Early voting is underway in the Saturday, Dec. 14 runoff between Buzbee and incumbent Houston Mayor Sylvester Turner.
Houston's adoption of zero-based budgeting began last summer.
Houston's $5.1 billion budget for fiscal year 2020, passed in June, included an amendment by Councilman Mike Knox to require city departments adopt zero-based budgeting in fiscal year 2021.
"In Houston, we passed it as a budget amendment," Blain said. "This means that when the city starts crafting the budget for FY21, departments will implement the process."
How that will happen was mentioned in the city's plan, issued by the mayor, to implement zero-based budgeting in fiscal year 2021.
Houston continues to suffer "financial constraints" and a "growing need for financial transparency," the report said.
Houston also can benefit from San Diego's experience when that city adopted ZBB in two of its department in fiscal year 2017, according to the report.

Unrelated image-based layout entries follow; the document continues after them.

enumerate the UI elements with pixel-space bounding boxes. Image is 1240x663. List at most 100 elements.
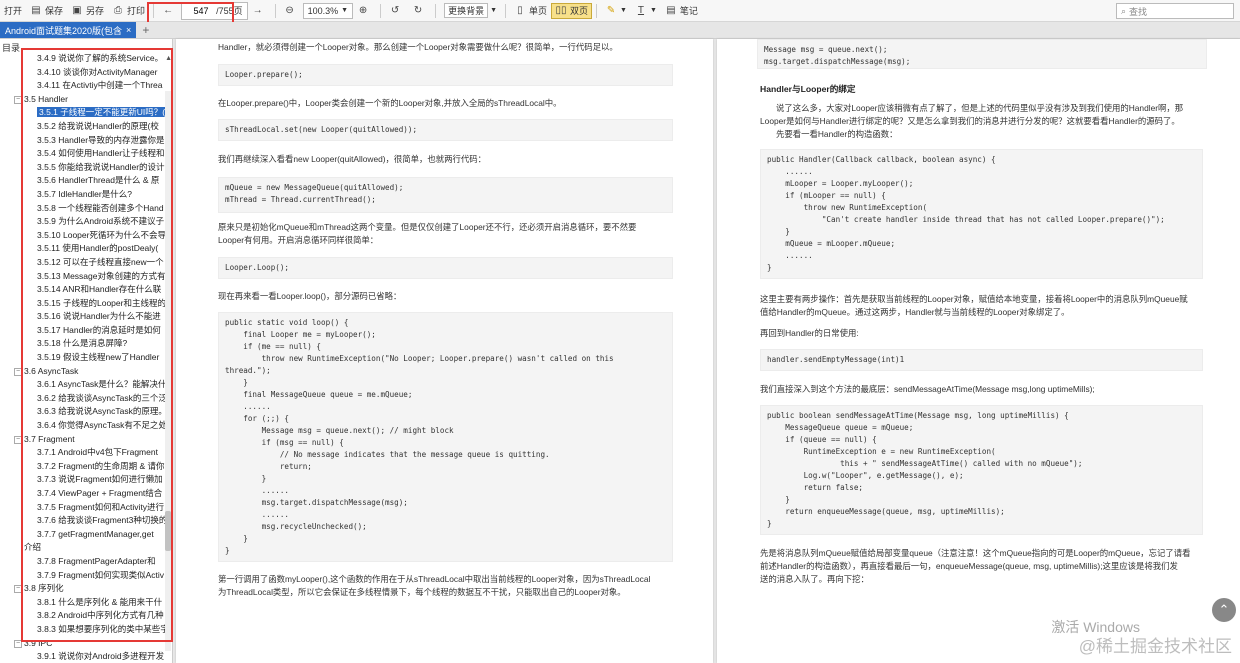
printer-icon: ⎙: [114, 4, 123, 16]
toc-item[interactable]: 3.7.6 给我谈谈Fragment3种切换的: [0, 514, 172, 528]
toc-item[interactable]: 3.5.13 Message对象创建的方式有: [0, 270, 172, 284]
toc-item[interactable]: 3.5.12 可以在子线程直接new一个: [0, 256, 172, 270]
collapse-icon[interactable]: −: [14, 435, 22, 444]
open-button[interactable]: 打开: [0, 0, 26, 22]
change-background-button[interactable]: 更换背景 ▼: [440, 0, 501, 22]
single-page-button[interactable]: ▯ 单页: [510, 3, 551, 19]
toc-item[interactable]: 3.5.10 Looper死循环为什么不会导: [0, 229, 172, 243]
toc-item-label: 3.5.19 假设主线程new了Handler: [37, 352, 160, 363]
toc-item[interactable]: 3.5.7 IdleHandler是什么?: [0, 188, 172, 202]
zoom-out-button[interactable]: ⊖: [280, 0, 303, 22]
scroll-top-button[interactable]: ⌃: [1212, 598, 1236, 622]
notes-button[interactable]: ▤ 笔记: [661, 0, 702, 22]
toc-item[interactable]: 3.6.2 给我谈谈AsyncTask的三个泛: [0, 392, 172, 406]
code-line: return;: [225, 462, 312, 471]
paragraph: 值给Handler的mQueue。通过这两步，Handler就与当前线程的Loo…: [760, 307, 1070, 317]
text-tool-button[interactable]: T ▼: [631, 0, 661, 22]
document-tab[interactable]: Android面试题集2020版(包含 ×: [0, 22, 137, 38]
code-line: ......: [225, 402, 271, 411]
toc-item[interactable]: 3.5.11 使用Handler的postDealy(: [0, 242, 172, 256]
toc-item[interactable]: 3.5.19 假设主线程new了Handler: [0, 351, 172, 365]
search-box[interactable]: ⌕ 查找: [1116, 3, 1234, 19]
code-line: }: [225, 546, 230, 555]
toc-item-label: 3.5.14 ANR和Handler存在什么联: [37, 284, 162, 295]
toc-item[interactable]: −3.7 Fragment: [0, 433, 172, 447]
toc-item[interactable]: 3.5.14 ANR和Handler存在什么联: [0, 283, 172, 297]
toc-item[interactable]: −3.9 IPC: [0, 637, 172, 651]
print-button[interactable]: ⎙ 打印: [108, 0, 149, 22]
add-tab-icon[interactable]: +: [142, 22, 149, 38]
toc-item[interactable]: 3.5.8 一个线程能否创建多个Hand: [0, 202, 172, 216]
rotate-left-button[interactable]: ↺: [385, 0, 408, 22]
toc-item-label: 3.7.8 FragmentPagerAdapter和: [37, 555, 156, 566]
collapse-icon[interactable]: −: [14, 639, 22, 648]
rotate-right-button[interactable]: ↻: [408, 0, 431, 22]
toc-item[interactable]: 3.4.9 说说你了解的系统Service。: [0, 52, 172, 66]
toc-scrollbar[interactable]: [165, 91, 171, 651]
toc-item[interactable]: 3.6.1 AsyncTask是什么？能解决什: [0, 378, 172, 392]
toc-item[interactable]: 3.7.4 ViewPager + Fragment结合: [0, 487, 172, 501]
toc-item[interactable]: −3.8 序列化: [0, 582, 172, 596]
toc-item[interactable]: 3.5.2 给我说说Handler的原理(校: [0, 120, 172, 134]
toc-title: 目录: [2, 43, 21, 53]
toc-item[interactable]: 3.6.4 你觉得AsyncTask有不足之处: [0, 419, 172, 433]
toc-item[interactable]: −3.5 Handler: [0, 93, 172, 107]
code-block: public static void loop() { final Looper…: [218, 312, 673, 562]
toc-item[interactable]: 3.7.8 FragmentPagerAdapter和: [0, 555, 172, 569]
toc-item[interactable]: 3.5.4 如何使用Handler让子线程和: [0, 147, 172, 161]
single-page-icon: ▯: [517, 4, 523, 16]
page-number-input[interactable]: [186, 5, 217, 16]
toc-item[interactable]: 3.8.2 Android中序列化方式有几种: [0, 609, 172, 623]
toc-item[interactable]: 3.7.7 getFragmentManager,get: [0, 528, 172, 542]
toc-item-label: 3.6.4 你觉得AsyncTask有不足之处: [37, 420, 167, 431]
toc-item[interactable]: 3.5.15 子线程的Looper和主线程的: [0, 297, 172, 311]
collapse-icon[interactable]: −: [14, 585, 22, 594]
prev-page-button[interactable]: ←: [158, 0, 181, 22]
toc-item-label: 3.5 Handler: [24, 93, 68, 104]
highlight-button[interactable]: ✎ ▼: [601, 0, 631, 22]
double-page-button[interactable]: ▯▯ 双页: [551, 2, 593, 19]
toc-item[interactable]: 3.7.9 Fragment如何实现类似Activ: [0, 569, 172, 583]
toc-item[interactable]: 介绍: [0, 541, 172, 555]
toc-item[interactable]: 3.5.6 HandlerThread是什么 & 原: [0, 174, 172, 188]
toc-item-label: 3.7.4 ViewPager + Fragment结合: [37, 488, 163, 498]
save-button[interactable]: ▤ 保存: [26, 0, 67, 22]
toc-item[interactable]: 3.5.17 Handler的消息延时是如何: [0, 324, 172, 338]
toc-item[interactable]: 3.7.1 Android中v4包下Fragment: [0, 446, 172, 460]
chevron-down-icon: ▼: [490, 7, 498, 14]
zoom-value: 100.3%: [307, 5, 339, 16]
change-background-label: 更换背景: [444, 3, 489, 18]
next-page-button[interactable]: →: [248, 0, 271, 22]
code-line: mLooper = Looper.myLooper();: [767, 179, 914, 188]
toc-item[interactable]: 3.7.5 Fragment如何和Activity进行: [0, 501, 172, 515]
toc-list: 3.4.9 说说你了解的系统Service。 3.4.10 谈谈你对Activit…: [0, 52, 172, 663]
toc-item[interactable]: 3.8.3 如果想要序列化的类中某些字: [0, 623, 172, 637]
toc-item[interactable]: 3.8.1 什么是序列化 & 能用来干什: [0, 596, 172, 610]
toc-item[interactable]: −3.6 AsyncTask: [0, 365, 172, 379]
toc-item[interactable]: 3.5.18 什么是消息屏障?: [0, 337, 172, 351]
toc-item[interactable]: 3.5.9 为什么Android系统不建议子: [0, 215, 172, 229]
toc-scrollbar-thumb[interactable]: [165, 511, 171, 551]
close-icon[interactable]: ×: [126, 25, 131, 35]
toc-item[interactable]: 3.5.3 Handler导致的内存泄露你是: [0, 134, 172, 148]
collapse-icon[interactable]: −: [14, 95, 22, 104]
toc-item-label: 3.7.1 Android中v4包下Fragment: [37, 447, 158, 458]
toc-item[interactable]: 3.7.2 Fragment的生命周期 & 请你: [0, 460, 172, 474]
search-placeholder: 查找: [1129, 6, 1148, 17]
toc-item[interactable]: 3.6.3 给我说说AsyncTask的原理。: [0, 405, 172, 419]
zoom-in-button[interactable]: ⊕: [353, 0, 376, 22]
toc-item[interactable]: 3.5.16 说说Handler为什么不能进: [0, 310, 172, 324]
toc-item[interactable]: 3.5.5 你能给我说说Handler的设计: [0, 161, 172, 175]
notes-label: 笔记: [679, 6, 698, 16]
scroll-up-icon[interactable]: ▲: [165, 55, 172, 62]
toc-item[interactable]: 3.7.3 说说Fragment如何进行懒加: [0, 473, 172, 487]
collapse-icon[interactable]: −: [14, 367, 22, 376]
save-as-button[interactable]: ▣ 另存: [67, 0, 108, 22]
highlighter-icon: ✎: [606, 4, 616, 16]
toc-item[interactable]: 3.4.11 在Activtiy中创建一个Threa: [0, 79, 172, 93]
toc-item[interactable]: 3.5.1 子线程一定不能更新UI吗？(: [0, 106, 172, 120]
zoom-select[interactable]: 100.3% ▼: [302, 2, 354, 19]
toc-item[interactable]: 3.4.10 谈谈你对ActivityManager: [0, 66, 172, 80]
toc-item-label: 3.8.1 什么是序列化 & 能用来干什: [37, 596, 163, 607]
toc-item[interactable]: 3.9.1 说说你对Android多进程开发: [0, 650, 172, 663]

"The ZBB process requires more than starting from zero," the report said. "One of the biggest challenges the city of San Diego encountered is that their financial system is not designed to handle the ZBB process."
Collecting data from various departments that also must be trained in the ZBB process is difficult, the report said.
"Additionally, without a strong performance management structure, it is difficult for a department to know exactly where to allocate or reduce," the report said.
Department training for zero-based budgeting is not an unknown, Blain said.
"First they’ll go through trainings, and then they’ll receive standardized, itemized budget sheets," Blain said. "Then they'll move onto council workshops, which are essentially presentations by the department heads of their budgets."
Despite the plan in his name, Blain believes Turner doesn't believe zero-based budgeting will work.
"Although our current mayor ran on implementing this, it took four years and a push by council to get it done," Blain said. "And based on his rhetoric, the only reason he's even supportive of it now seems to be because he hopes it will 'prove' to ZBB proponents that it won’t produce the savings as expected."
Proponents of zero-based budgeting need to speak up, Blain said.
"Other cities might have more willing administrations that will voluntarily implement it during their budget process," he said. "If not, taxpayers need to demand it and begin to recruit council members who, too, will make a push for it."